Design of the physical layer of communication systems of LTE and LTE ADVANCED (MLTE) standards

The course is aimed at studying the basic principles of building the physical layer of communication systems of the LTE and LTE-Advanced standards. By completing this course, students will learn how to generate LTE reference signals, as well as how to conduct end-to-end simulation of the passage of a signal from a transmitter to a receiver through a communication channel.

Digital Signal Processing System Design (SLBE-G)

The course is intended for those DSP specialists who do not have professional experience in Simulink®. Based on the use of basic methods and tools for building models, skills will be given in developing models in the form of block diagrams for building digital signal processing systems.

Simulation of Radio Frequency Path (SLRF)

Learn to use RF Blockset and RF Toolbox to model RF circuits in wireless communications systems. You will learn how to choose between two different paradigms for modeling RF signals: Equivalent Baseband and Circuit Envelope, and learn basic techniques for RF path simulation and simulation.
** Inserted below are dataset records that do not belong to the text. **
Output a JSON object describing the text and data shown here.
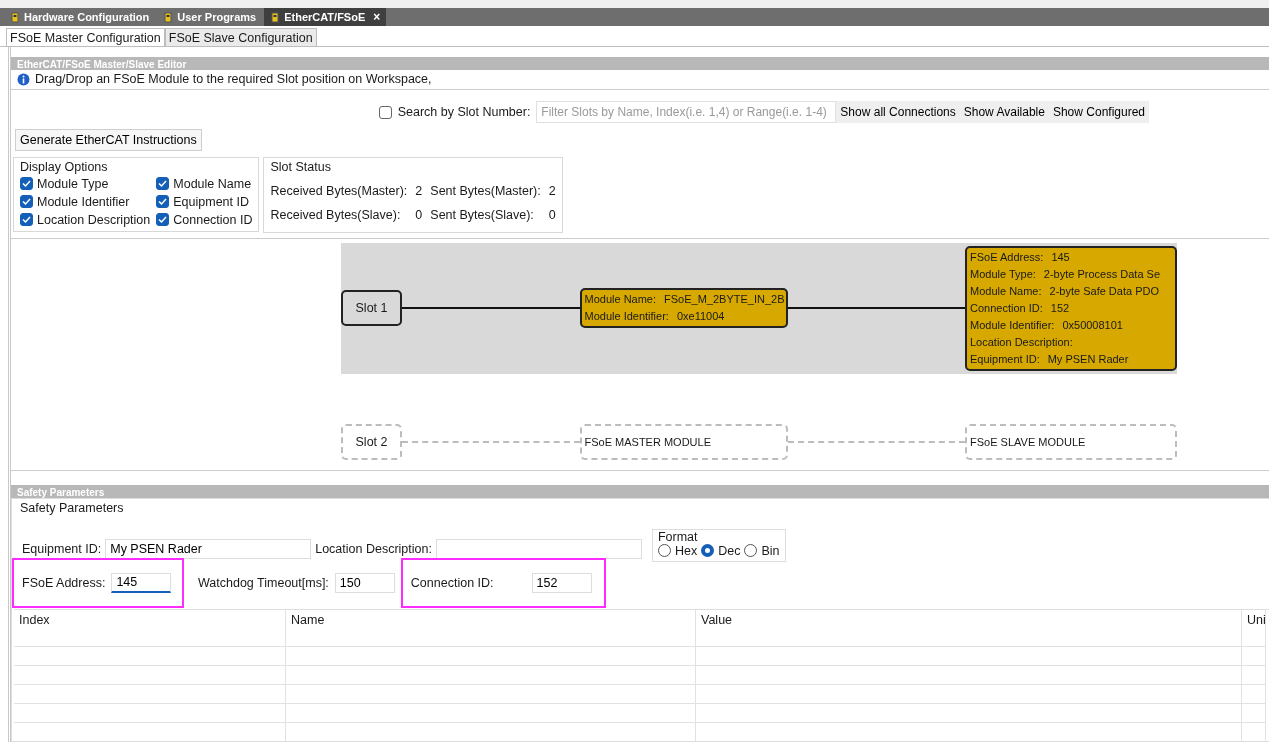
{
  "tabs": [
    {
      "label": "Hardware Configuration",
      "selected": false,
      "closable": false
    },
    {
      "label": "User Programs",
      "selected": false,
      "closable": false
    },
    {
      "label": "EtherCAT/FSoE",
      "selected": true,
      "closable": true
    }
  ],
  "close_glyph": "×",
  "subtabs": [
    {
      "label": "FSoE Master Configuration",
      "selected": true
    },
    {
      "label": "FSoE Slave Configuration",
      "selected": false
    }
  ],
  "editor": {
    "title": "EtherCAT/FSoE Master/Slave Editor",
    "info": "Drag/Drop an FSoE Module to the required Slot position on Workspace,"
  },
  "search": {
    "label": "Search by Slot Number:",
    "checked": false,
    "placeholder": "Filter Slots by Name, Index(i.e. 1,4) or Range(i.e. 1-4)"
  },
  "view_buttons": [
    "Show all Connections",
    "Show Available",
    "Show Configured"
  ],
  "generate_button": "Generate EtherCAT Instructions",
  "display_options": {
    "title": "Display Options",
    "items": [
      {
        "label": "Module Type",
        "checked": true
      },
      {
        "label": "Module Name",
        "checked": true
      },
      {
        "label": "Module Identifier",
        "checked": true
      },
      {
        "label": "Equipment ID",
        "checked": true
      },
      {
        "label": "Location Description",
        "checked": true
      },
      {
        "label": "Connection ID",
        "checked": true
      }
    ]
  },
  "slot_status": {
    "title": "Slot Status",
    "items": [
      {
        "label": "Received Bytes(Master):",
        "value": "2"
      },
      {
        "label": "Sent Bytes(Master):",
        "value": "2"
      },
      {
        "label": "Received Bytes(Slave):",
        "value": "0"
      },
      {
        "label": "Sent Bytes(Slave):",
        "value": "0"
      }
    ]
  },
  "slots": [
    {
      "label": "Slot 1",
      "configured": true,
      "master": [
        {
          "label": "Module Name:",
          "value": "FSoE_M_2BYTE_IN_2B"
        },
        {
          "label": "Module Identifier:",
          "value": "0xe11004"
        }
      ],
      "slave": [
        {
          "label": "FSoE Address:",
          "value": "145"
        },
        {
          "label": "Module Type:",
          "value": "2-byte Process Data Se"
        },
        {
          "label": "Module Name:",
          "value": "2-byte Safe Data PDO"
        },
        {
          "label": "Connection ID:",
          "value": "152"
        },
        {
          "label": "Module Identifier:",
          "value": "0x50008101"
        },
        {
          "label": "Location Description:"
        },
        {
          "label": "Equipment ID:",
          "value": "My PSEN Rader"
        }
      ]
    },
    {
      "label": "Slot 2",
      "configured": false,
      "master_placeholder": "FSoE MASTER MODULE",
      "slave_placeholder": "FSoE SLAVE MODULE"
    }
  ],
  "safety": {
    "header": "Safety Parameters",
    "group_title": "Safety Parameters",
    "equipment_id": {
      "label": "Equipment ID:",
      "value": "My PSEN Rader"
    },
    "location": {
      "label": "Location Description:"
    },
    "format": {
      "title": "Format",
      "options": [
        {
          "label": "Hex",
          "selected": false
        },
        {
          "label": "Dec",
          "selected": true
        },
        {
          "label": "Bin",
          "selected": false
        }
      ]
    },
    "fsoe_address": {
      "label": "FSoE Address:",
      "value": "145",
      "highlighted": true,
      "focused": true
    },
    "watchdog": {
      "label": "Watchdog Timeout[ms]:",
      "value": "150",
      "highlighted": false
    },
    "connection_id": {
      "label": "Connection ID:",
      "value": "152",
      "highlighted": true
    }
  },
  "table": {
    "columns": [
      "Index",
      "Name",
      "Value",
      "Uni"
    ]
  }
}
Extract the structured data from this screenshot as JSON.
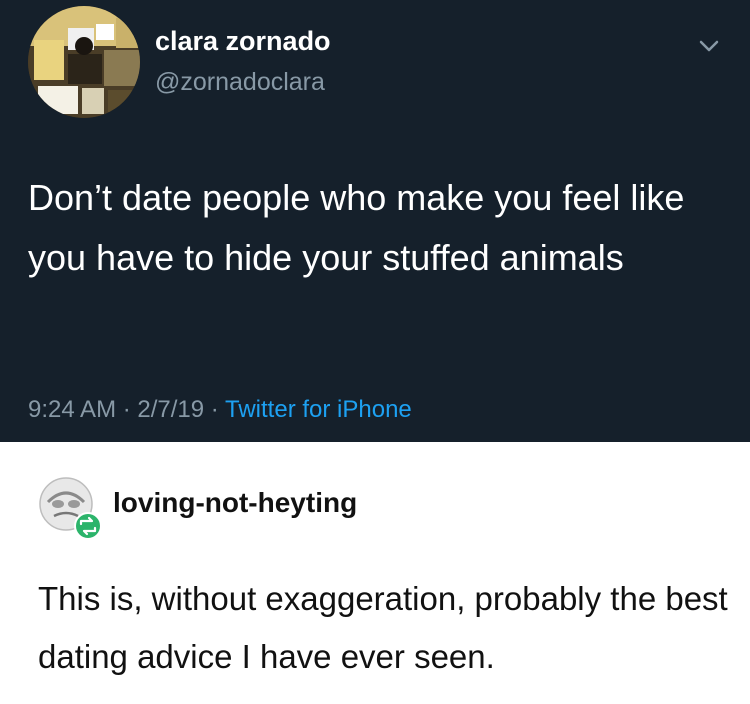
{
  "tweet": {
    "display_name": "clara zornado",
    "handle": "@zornadoclara",
    "text": "Don’t date people who make you feel like you have to hide your stuffed animals",
    "time": "9:24 AM · 2/7/19 · ",
    "source": "Twitter for iPhone",
    "icons": {
      "menu": "chevron-down-icon",
      "avatar": "profile-photo"
    }
  },
  "tumblr": {
    "username": "loving-not-heyting",
    "text": "This is, without exaggeration, probably the best dating advice I have ever seen.",
    "icons": {
      "avatar": "profile-avatar",
      "reblog": "reblog-icon"
    }
  },
  "colors": {
    "twitter_bg": "#15202b",
    "twitter_text": "#ffffff",
    "twitter_muted": "#8899a6",
    "twitter_link": "#1da1f2",
    "tumblr_bg": "#ffffff",
    "tumblr_text": "#111111",
    "reblog_green": "#2cb46b"
  }
}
Communication systems design (SLCM)

Through practical examples, you will learn how to use Simulink products to design common communication systems. Emphasis is placed on end-to-end design and modeling of communication systems from transmitter to receiver using Simulink.

Creation of software components for the AUTOSAR architecture (SLAS)

The course focuses on AUTOSAR-compatible simulation and code generation using the Simulink code generator support package for AUTOSAR. In the context of model-based design, software development is considered using top-down and bottom-up methods. The course is intended for automotive software developers and systems engineers using Embedded Coder to automatically generate C/C++ code.

Automatic code generation for ZYNQ (SLZQ)

The practical course is aimed at studying the process of developing and configuring models in the Simulink environment and deploying them on the Xilinx® Zynq®-7000 platform. The course is designed for Simulink users who plan to generate, validate, and deploy embedded C/C++ code and HDL code using Embedded Coder and HDL Coder. The course uses the ZedBoard™ development board.

Static analysis of C/C++ code for embedded systems (PSBF)

This course discusses the use of Polyspace Bug Finder to detect algorithmic defects, improve software quality metrics, and ensure the reliability of the final product. This hands-on course is designed for engineers developing software or models for embedded systems.

Verification of C/C++ code with LDRA tools (LDRA)

The course aims to provide participants with a thorough understanding of advanced testing methodologies, as well as the requirements and limitations associated with developing applications to meet industry standards such as DO-178C and DO-278 in avionics, ISO 26262 in automotive, IEC 61508 in industrial safety and IEC 62304 in medical devices.